Jak już zapewne wiecie jestem fanką wszelkich racuchów, placków czy pankejków. Uwielbiam kombinować, zmieniać proporcje, dodawać różne owoce. Jednak tym razem nie miałam ochoty na placki z mąki pszennej czy też orkiszowej, a jaglane były u nas ostatnio. Padło zatem na mąkę kokosową, która leżała spokojnie w szafce 🙂
Mąka kokosowa jest bezglutenowa, jest niezwykle zdrowa i do tego pięknie pachnie! Jest bogata w błonnik, w jednej szklance znajduje się aż 75% błonnika!
Mąka kokosowa w rzeczywistości nie jest „mąką” tak, jak zwykle o niej myślimy, zawiera zero ziaren, zero orzechów i jest kompletnie z czystego kokosa.

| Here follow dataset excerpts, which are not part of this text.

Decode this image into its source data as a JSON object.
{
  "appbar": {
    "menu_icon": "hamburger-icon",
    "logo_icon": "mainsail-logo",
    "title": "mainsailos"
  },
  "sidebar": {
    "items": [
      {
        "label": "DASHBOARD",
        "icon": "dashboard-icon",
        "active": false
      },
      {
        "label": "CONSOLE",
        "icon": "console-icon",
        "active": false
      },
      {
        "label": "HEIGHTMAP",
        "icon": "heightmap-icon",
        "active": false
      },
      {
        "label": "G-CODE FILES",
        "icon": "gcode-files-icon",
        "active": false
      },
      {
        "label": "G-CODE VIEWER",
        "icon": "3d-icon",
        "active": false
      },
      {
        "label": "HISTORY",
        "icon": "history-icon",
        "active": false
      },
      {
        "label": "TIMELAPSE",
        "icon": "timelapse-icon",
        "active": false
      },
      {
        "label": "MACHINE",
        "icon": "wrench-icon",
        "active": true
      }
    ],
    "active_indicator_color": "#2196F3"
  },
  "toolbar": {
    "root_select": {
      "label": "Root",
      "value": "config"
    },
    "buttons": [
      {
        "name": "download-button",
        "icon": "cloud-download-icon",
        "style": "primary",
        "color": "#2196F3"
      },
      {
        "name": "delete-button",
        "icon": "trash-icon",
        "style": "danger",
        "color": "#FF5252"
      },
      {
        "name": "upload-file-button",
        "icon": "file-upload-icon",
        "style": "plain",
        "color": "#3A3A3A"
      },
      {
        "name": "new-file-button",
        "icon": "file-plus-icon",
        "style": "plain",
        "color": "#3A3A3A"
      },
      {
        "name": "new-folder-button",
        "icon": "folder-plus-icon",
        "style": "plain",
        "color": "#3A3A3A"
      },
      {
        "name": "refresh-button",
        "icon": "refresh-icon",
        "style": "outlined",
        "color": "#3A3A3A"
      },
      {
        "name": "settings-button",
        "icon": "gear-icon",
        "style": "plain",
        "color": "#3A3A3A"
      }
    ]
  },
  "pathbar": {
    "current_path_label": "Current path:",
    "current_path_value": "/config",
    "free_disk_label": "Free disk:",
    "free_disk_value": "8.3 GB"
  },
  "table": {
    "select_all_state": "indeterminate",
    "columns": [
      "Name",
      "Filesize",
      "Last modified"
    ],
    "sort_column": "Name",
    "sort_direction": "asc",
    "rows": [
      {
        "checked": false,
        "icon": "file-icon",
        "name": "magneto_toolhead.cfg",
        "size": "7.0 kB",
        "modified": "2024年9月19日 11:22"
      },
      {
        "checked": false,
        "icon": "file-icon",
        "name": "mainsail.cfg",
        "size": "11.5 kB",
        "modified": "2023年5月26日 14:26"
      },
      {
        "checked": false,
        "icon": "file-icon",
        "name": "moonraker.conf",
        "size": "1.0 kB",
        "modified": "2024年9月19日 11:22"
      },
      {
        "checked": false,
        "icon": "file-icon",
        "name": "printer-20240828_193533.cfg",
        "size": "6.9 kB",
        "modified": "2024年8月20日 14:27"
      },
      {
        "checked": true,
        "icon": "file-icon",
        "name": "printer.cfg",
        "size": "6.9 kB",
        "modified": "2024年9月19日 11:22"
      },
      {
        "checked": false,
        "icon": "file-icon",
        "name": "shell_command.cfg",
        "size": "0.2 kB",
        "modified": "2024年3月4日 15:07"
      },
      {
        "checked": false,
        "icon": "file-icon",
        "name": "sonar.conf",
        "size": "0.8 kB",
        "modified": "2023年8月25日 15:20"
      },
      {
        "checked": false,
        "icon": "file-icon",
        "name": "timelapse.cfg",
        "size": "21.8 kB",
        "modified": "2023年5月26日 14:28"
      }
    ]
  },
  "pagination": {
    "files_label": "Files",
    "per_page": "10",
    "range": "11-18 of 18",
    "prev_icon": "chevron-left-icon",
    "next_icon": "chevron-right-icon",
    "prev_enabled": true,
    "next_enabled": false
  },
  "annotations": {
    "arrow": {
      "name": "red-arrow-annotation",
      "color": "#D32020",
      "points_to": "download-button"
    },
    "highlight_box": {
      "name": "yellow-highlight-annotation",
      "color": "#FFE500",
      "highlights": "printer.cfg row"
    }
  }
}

Jeśli kiedykolwiek robiliście coś z mąki kokosowej czy piekliście przy jej użyciu, to na pewno wiecie, że używanie tej mąki może być trochę problematyczne, bo jest bardzo higroskopijna i mocno chłonie wodę. Kiedy pieczemy babeczki z mąki pszennej, możemy użyć do 3 szklanek mąki do jednego przepisu. Kiedy jednak zabieramy się za babeczki z mąki koksowej, sprawa wygląda inaczej. Użyjemy tylko ½ – ¾ szklanki do zrobienia partii babeczek. To dlatego, że mąka kokosowa pochłania dużo płynu, dlatego większość receptur wymaga bardzo małej ilości mąki.
Przeglądając przepisy i bawiąc się tą mąką zauważyłam również, że większość przepisów wymaga dużej ilości jaj. Jaja wiążą po prostu ze sobą składniki, więc są niezbędne.
Musicie wypróbować i koniecznie dać znać, jakie są Wasze odczucia. Czy konsystencja i tekstura Wam odpowiada? Czy smak jest do zaakceptowania? Jeśli ktoś nigdy nie kombinował z mąkami bezglutenowymi a w szczególności z mąką kokosową, może być rozczarowany. Placki zdecydowanie różnią się od tradycyjnych. Są delikatne i obłędnie kokosowe w smaku! Mój syn po spróbowaniu pierwszego stwierdził, że „pachną i smakują kokosem mamo”! Skoro 5-latek wyczuł ten smak, a Wy lubicie kokos i jego zapach, te placki są na pewno dla Was 🙂
Składniki:
- 2 duże jajka
- 4 łyżki mąki kokosowej lub 3 czubate łyżki
- 75 ml mleka roślinnego (ew. krowiego)
- 3 łyżeczki cukru kokosowego/ksylitolu lub innego słodziwa
- 1/3 łyżeczki sody oczyszczonej
- szczypta soli
- olej kokosowy do smażenia
Wykonanie:
- Żółtka oddziel od białek.
- Białka ubij ze szczyptą soli na pianę.
- Żółtka zmiksuj z mąką kokosową, cukrem, sodą i mlekiem i pozostaw do napęcznienia na około 5 minut.
- Delikatnie wmieszaj pianę z białek.
- Smaż na oleju kokosowym do zrumienienia na bardzo małym ogniu (placki dość szybko się smażą).
- Podawaj z dżemem, ulubioną konfiturą czy owocami.
- Smacznego 🙂
Wskazówki:
Jeśli ciasto szybko zgęstniało, można je rozrzedzić mlekiem.
Jeśli nie macie czasu na ubijanie białek, możecie wszystko wymieszać razem. Placki nie różnią się wiele. Mam wrażenie, że z ubitymi białkami są po prostu delikatniejsze.